Na sempre ordeira e civilizada Suécia, uma onda de furtos vem intrigando a polícia local. Além do mero fato de um dos países mais seguros do mundo estar sofrendo com criminalidade recorrente, as circunstâncias da atividade ilegal tornam tudo mais estranho.
Segundo The New York Times, quase 200 radares foram depredados e parcialmente roubados em regiões rurais suecas desde agosto. Os detalhes e o modo no qual os roubos acontecem, entretanto, sugerem conexões macabras com a guerra na Ucrânia.
O porta-voz da polícia local, Jonas Eronen, explica que os radares são usados na zona rural sueca desde 2006, e há 2.300 pontos para fiscalização de velocidades entre 70 e 90 km/h. Nos últimos 16 anos, volta e meia era registrado algum dano aos instrumentos “principalmente por conta de algum motorista que ficou ‘maluco’ por ter tomado uma multa”, explicou.
Agora, as coisas são bem diferentes: ao invés de pichar a lente da câmera ou simplesmente destruir o radar, o autor do roubo pratica um movimento refinado, no qual somente a câmera é removida e os outros componentes da máquina são deixados intactos.
Os roubos também acontecem em ondas, com padrões que se repetem. Em 27 de agosto, 11 câmeras sumiram entre as cidades de Tierp e Hargshamn. Três dias depois, cerca de 50 radares foram roubados próximos à capital Estocolmo. O mês de setembro foi calmo mas, em outubro, as ações voltaram e, ao todo, já são 160 roubos investigados pelas autoridades do país escandinavo.
De Estocolmo para Kiev
Não é preciso ser especialista em segurança para concluir que, se tantas câmeras do mesmo tipo estão sendo roubadas, há um comprador para esse determinado tipo de produto. Mas é necessário ligar alguns pontos para fortalecer a teoria de que os radares suecos acabam por virar armas de guerra.

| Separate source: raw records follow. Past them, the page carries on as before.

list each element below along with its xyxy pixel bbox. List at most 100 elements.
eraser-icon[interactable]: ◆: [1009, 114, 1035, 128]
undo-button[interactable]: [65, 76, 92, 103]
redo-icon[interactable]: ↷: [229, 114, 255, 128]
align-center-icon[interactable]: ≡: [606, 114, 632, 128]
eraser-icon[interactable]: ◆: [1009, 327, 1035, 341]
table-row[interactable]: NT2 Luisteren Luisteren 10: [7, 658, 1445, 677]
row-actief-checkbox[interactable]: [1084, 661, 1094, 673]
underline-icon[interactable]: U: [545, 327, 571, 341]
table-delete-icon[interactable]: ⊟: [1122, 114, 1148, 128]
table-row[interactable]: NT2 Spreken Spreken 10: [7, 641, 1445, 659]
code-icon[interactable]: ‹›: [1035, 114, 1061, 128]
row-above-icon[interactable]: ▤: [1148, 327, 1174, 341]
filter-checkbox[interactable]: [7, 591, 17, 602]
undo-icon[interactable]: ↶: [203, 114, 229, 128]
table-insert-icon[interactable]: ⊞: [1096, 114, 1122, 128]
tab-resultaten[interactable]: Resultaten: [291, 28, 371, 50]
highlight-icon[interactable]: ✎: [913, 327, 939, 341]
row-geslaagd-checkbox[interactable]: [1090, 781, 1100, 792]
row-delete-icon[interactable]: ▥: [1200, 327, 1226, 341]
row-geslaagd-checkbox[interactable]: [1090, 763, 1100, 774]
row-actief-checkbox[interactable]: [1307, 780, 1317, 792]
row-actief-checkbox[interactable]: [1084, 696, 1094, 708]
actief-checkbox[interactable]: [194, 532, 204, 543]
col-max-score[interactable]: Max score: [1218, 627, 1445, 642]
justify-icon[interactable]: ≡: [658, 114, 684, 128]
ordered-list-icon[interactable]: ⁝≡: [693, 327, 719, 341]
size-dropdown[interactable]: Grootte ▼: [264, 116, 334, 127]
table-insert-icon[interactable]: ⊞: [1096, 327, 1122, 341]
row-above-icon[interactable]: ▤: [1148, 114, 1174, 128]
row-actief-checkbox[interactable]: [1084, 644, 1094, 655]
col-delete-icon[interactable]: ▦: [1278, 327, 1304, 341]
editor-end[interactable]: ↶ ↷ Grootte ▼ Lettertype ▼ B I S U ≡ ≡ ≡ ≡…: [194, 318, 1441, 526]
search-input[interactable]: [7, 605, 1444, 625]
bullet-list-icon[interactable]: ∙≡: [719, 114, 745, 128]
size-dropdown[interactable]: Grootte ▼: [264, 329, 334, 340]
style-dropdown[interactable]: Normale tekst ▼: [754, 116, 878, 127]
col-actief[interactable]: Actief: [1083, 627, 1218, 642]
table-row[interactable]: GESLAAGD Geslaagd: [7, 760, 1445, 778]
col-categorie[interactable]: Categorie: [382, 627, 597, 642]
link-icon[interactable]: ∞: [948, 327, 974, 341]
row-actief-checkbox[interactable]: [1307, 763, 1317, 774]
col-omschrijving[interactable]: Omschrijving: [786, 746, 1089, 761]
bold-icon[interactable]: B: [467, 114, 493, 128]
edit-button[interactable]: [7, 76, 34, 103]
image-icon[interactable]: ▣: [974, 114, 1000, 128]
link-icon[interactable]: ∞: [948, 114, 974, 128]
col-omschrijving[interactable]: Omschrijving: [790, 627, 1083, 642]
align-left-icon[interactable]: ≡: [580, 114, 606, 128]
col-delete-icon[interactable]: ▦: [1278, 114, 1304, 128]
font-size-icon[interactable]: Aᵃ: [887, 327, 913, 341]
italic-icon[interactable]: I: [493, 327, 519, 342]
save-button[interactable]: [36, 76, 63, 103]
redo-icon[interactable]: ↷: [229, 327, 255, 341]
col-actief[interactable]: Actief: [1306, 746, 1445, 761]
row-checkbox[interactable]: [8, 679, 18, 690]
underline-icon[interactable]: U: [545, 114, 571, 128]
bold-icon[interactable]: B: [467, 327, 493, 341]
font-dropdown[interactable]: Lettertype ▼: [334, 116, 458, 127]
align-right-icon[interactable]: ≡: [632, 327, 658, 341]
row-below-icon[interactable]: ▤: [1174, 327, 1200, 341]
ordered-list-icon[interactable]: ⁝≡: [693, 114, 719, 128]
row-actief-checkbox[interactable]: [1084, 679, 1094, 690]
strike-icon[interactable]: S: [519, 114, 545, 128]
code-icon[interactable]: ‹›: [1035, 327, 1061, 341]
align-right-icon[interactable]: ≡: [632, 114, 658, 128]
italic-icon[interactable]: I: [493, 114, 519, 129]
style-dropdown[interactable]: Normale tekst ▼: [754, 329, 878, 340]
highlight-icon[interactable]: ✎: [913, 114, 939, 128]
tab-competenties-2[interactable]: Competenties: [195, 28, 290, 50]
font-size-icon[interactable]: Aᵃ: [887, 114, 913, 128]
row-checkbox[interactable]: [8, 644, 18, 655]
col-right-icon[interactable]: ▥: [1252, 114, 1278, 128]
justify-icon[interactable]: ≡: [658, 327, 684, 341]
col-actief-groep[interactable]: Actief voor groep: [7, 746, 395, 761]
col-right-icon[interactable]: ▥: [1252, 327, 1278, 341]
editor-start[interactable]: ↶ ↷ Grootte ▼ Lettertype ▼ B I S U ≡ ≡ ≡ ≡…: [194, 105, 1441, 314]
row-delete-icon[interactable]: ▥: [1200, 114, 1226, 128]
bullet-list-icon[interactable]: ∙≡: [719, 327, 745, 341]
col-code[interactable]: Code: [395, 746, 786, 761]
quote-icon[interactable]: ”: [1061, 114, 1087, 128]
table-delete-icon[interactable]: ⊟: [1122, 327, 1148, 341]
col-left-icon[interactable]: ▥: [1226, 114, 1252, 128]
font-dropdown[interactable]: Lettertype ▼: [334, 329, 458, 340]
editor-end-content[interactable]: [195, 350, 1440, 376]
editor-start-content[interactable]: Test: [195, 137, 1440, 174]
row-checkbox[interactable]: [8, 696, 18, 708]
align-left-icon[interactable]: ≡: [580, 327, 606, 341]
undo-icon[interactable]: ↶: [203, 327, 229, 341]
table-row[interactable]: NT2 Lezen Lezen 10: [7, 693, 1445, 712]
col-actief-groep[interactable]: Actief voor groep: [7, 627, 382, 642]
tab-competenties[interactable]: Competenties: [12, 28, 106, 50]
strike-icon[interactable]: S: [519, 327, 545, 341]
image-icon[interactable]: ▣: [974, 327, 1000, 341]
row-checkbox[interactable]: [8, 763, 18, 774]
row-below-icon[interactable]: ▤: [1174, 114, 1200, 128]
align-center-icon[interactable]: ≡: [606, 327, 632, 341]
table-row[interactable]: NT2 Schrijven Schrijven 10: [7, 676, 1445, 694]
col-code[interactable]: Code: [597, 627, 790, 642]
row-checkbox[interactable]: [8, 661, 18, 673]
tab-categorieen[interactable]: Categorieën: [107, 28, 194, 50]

Em primeiro lugar, os drones vêm se consolidando como um armamento extremamente eficiente nos combates que ocorrem na Ucrânia. O país invadido até se especializou em reaproveitar drones amadores, utilizando-os para carregar granadas ou pequenas bombas e soltá-las sobre soldados russos entrincheirados.
Silenciosos, os drones utilizam as câmeras para transmitir sua posição ao operador em tempo real, e as imagens de sua operação vêm sendo amplamente divulgadas pelo governo de Volodymyr Zelensky como instrumento de moral. No Twitter do Ministério da Defesa ucraniano, por exemplo, há vídeos quase diários desses ataques, acompanhados de mensagens irônicas pró-Ucrânia.

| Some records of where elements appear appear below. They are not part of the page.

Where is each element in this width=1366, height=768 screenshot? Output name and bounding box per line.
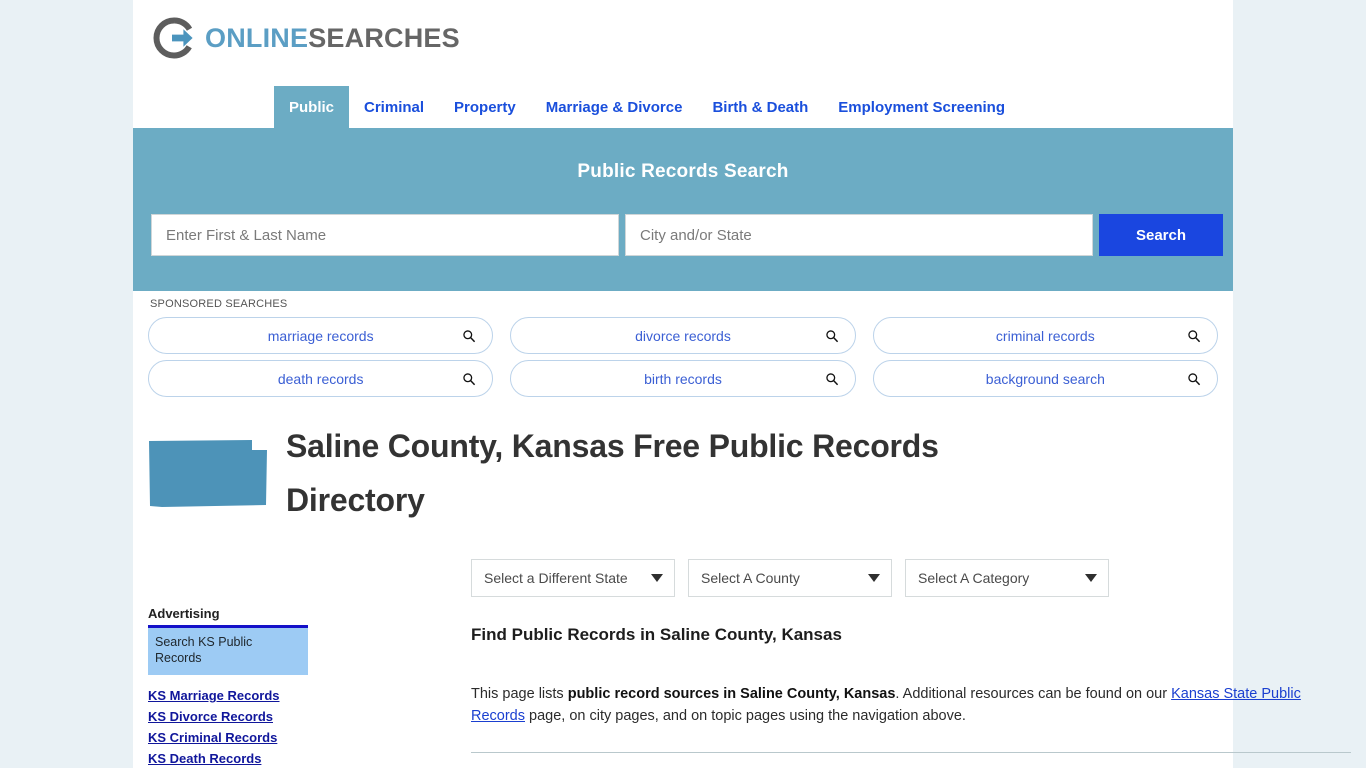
intro-text-tail: page, on city pages, and on topic pages … — [525, 708, 966, 725]
content-column: ONLINESEARCHES Public Criminal Property … — [133, 0, 1351, 768]
sponsored-pill-label: death records — [277, 370, 364, 387]
category-select[interactable]: Select A Category — [905, 559, 1109, 597]
state-map-wrapper — [148, 420, 276, 510]
sponsored-pill-label: divorce records — [635, 327, 731, 344]
sponsored-pill-marriage-records[interactable]: marriage records — [148, 317, 494, 354]
sponsored-searches-label: SPONSORED SEARCHES — [150, 298, 288, 310]
sidebar: Advertising Search KS Public Records KS … — [148, 606, 308, 768]
sidebar-link-ks-criminal-records[interactable]: KS Criminal Records — [148, 730, 308, 745]
search-panel-title: Public Records Search — [577, 161, 789, 182]
main-content: Find Public Records in Saline County, Ka… — [471, 625, 1351, 768]
nav-item-property[interactable]: Property — [439, 86, 531, 128]
category-select-value: Select A Category — [918, 570, 1030, 586]
circle-arrow-logo-icon — [153, 17, 193, 59]
county-select[interactable]: Select A County — [688, 559, 892, 597]
search-submit-button[interactable]: Search — [1099, 214, 1223, 256]
search-icon — [1188, 329, 1201, 342]
state-select[interactable]: Select a Different State — [471, 559, 675, 597]
page-title: Saline County, Kansas Free Public Record… — [286, 428, 939, 518]
nav-item-birth-death[interactable]: Birth & Death — [697, 86, 823, 128]
chevron-down-icon — [1085, 574, 1097, 582]
intro-text-bold: public record sources in Saline County, … — [567, 686, 896, 702]
site-logo[interactable]: ONLINESEARCHES — [153, 17, 460, 59]
logo-wordmark: ONLINESEARCHES — [205, 22, 460, 53]
sponsored-pill-divorce-records[interactable]: divorce records — [510, 317, 856, 354]
advertising-label: Advertising — [148, 606, 220, 621]
nav-item-marriage-divorce[interactable]: Marriage & Divorce — [531, 86, 698, 128]
logo-text-searches: SEARCHES — [308, 22, 460, 53]
chevron-down-icon — [868, 574, 880, 582]
name-search-input[interactable] — [151, 214, 619, 256]
search-icon — [463, 329, 476, 342]
logo-text-online: ONLINE — [205, 22, 309, 53]
intro-text-lead: This page lists — [471, 686, 568, 702]
sidebar-links: KS Marriage Records KS Divorce Records K… — [148, 688, 308, 768]
city-state-search-input[interactable] — [625, 214, 1093, 256]
sponsored-pill-label: background search — [985, 370, 1105, 387]
sponsored-search-grid: marriage records divorce records crimina… — [148, 317, 1218, 397]
sidebar-link-ks-divorce-records[interactable]: KS Divorce Records — [148, 709, 308, 724]
nav-item-public[interactable]: Public — [274, 86, 350, 128]
section-heading: Find Public Records in Saline County, Ka… — [471, 625, 842, 644]
sidebar-ad-box[interactable]: Search KS Public Records — [148, 625, 308, 676]
sidebar-link-ks-death-records[interactable]: KS Death Records — [148, 751, 308, 766]
search-icon — [463, 372, 476, 385]
sponsored-pill-label: marriage records — [267, 327, 374, 344]
search-icon — [1188, 372, 1201, 385]
section-divider — [471, 751, 1351, 753]
sponsored-pill-birth-records[interactable]: birth records — [510, 360, 856, 397]
public-records-search-panel: Public Records Search Search — [133, 128, 1233, 291]
chevron-down-icon — [651, 574, 663, 582]
intro-paragraph: This page lists public record sources in… — [471, 683, 1351, 728]
filter-select-row: Select a Different State Select A County… — [471, 559, 1109, 597]
sponsored-pill-label: birth records — [644, 370, 722, 387]
sponsored-pill-label: criminal records — [995, 327, 1095, 344]
search-icon — [825, 329, 838, 342]
search-form: Search — [151, 214, 1223, 256]
page-root: ONLINESEARCHES Public Criminal Property … — [0, 0, 1366, 768]
nav-item-criminal[interactable]: Criminal — [349, 86, 439, 128]
main-navigation: Public Criminal Property Marriage & Divo… — [133, 86, 1233, 128]
kansas-state-map-icon — [149, 440, 267, 507]
page-title-row: Saline County, Kansas Free Public Record… — [133, 420, 1233, 528]
search-icon — [825, 372, 838, 385]
intro-text-mid: . Additional resources can be found on o… — [895, 686, 1172, 702]
state-select-value: Select a Different State — [484, 570, 628, 586]
sidebar-link-ks-marriage-records[interactable]: KS Marriage Records — [148, 688, 308, 703]
sponsored-pill-background-search[interactable]: background search — [872, 360, 1218, 397]
sponsored-searches-section: SPONSORED SEARCHES marriage records divo… — [133, 291, 1233, 397]
nav-item-employment-screening[interactable]: Employment Screening — [823, 86, 1020, 128]
sponsored-pill-criminal-records[interactable]: criminal records — [872, 317, 1218, 354]
sponsored-pill-death-records[interactable]: death records — [148, 360, 494, 397]
county-select-value: Select A County — [701, 570, 800, 586]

Com a recente ofensiva dos defensores, a Rússia também ampliou o uso de drones, mas recorrendo a modelos que estão mais para aeromodelos do que os “mini-helicópteros” que amadores utilizam para gravações. Um exemplo notável desse é o drone Orlan-10, que vem sendo largamente utilizado no combate, mas ao lado dos invasores.
Do tamanho aproximado de uma pessoa, o Orlan-10 foi recentemente desmontado por soldados ucranianos, que fizeram uma espécie de engenharia reversa do veículo no YouTube. De cara, chama atenção a garrafa plástica usada como tanque de combustível do motorzinho quatro-tempos de aproximadamente 1 cv, mas é na análise do seu sistema óptico que os elos parecem se fechar.
No desmonte do Orlan-10, é possível notar que a transmissão de imagens ao operador é feito por uma câmera DSLR comum, montada sobre um suporte feito por impressora em 3D. A câmera utiliza uma lente Canon de 85 mm com foco fixado por cola — em arranjo muito semelhante ao usado pelos radares suecos, que também têm foco fixo.
Злые СБУшники спалили бэху https://t.co/H9kchvpmVR #RussianUkrainianWar pic.twitter.com/B7h1Vn49hZ
— Necro Mancer (@666_mancer) October 24, 2022
Não é segredo que a Rússia vem sofrendo com as sanções econômicas impostas pelo Ocidente e, à medida que a guerra se arrasta, a cadeia de suprimentos do exército de Moscou demonstra mais e mais fraquezas.
Tanto a proximidade geográfica de Suécia e Rússia quanto a existência de redes parecidas de contrabando, então, tornaram a conexão entre os incidentes algo óbvio aos suecos, que vêm investigando o caso.
A própria polícia reconhece a informação, mas acrescenta que não pode comentar investigações que estão em curso. Fontes ouvidas pelo The New York Times também não descartam a ação de ladrões locais, ainda que essa hipótese não pareça a mais provável.
Enquanto isso, é nas noites geladas da Escandinávia que seguem ocorrendo mistérios que o dia desconhece. Até que eles sejam solucionados, o prejuízo com o roubo de 160 câmeras já ultrapassa os R$ 19 milhões, na conversão direta.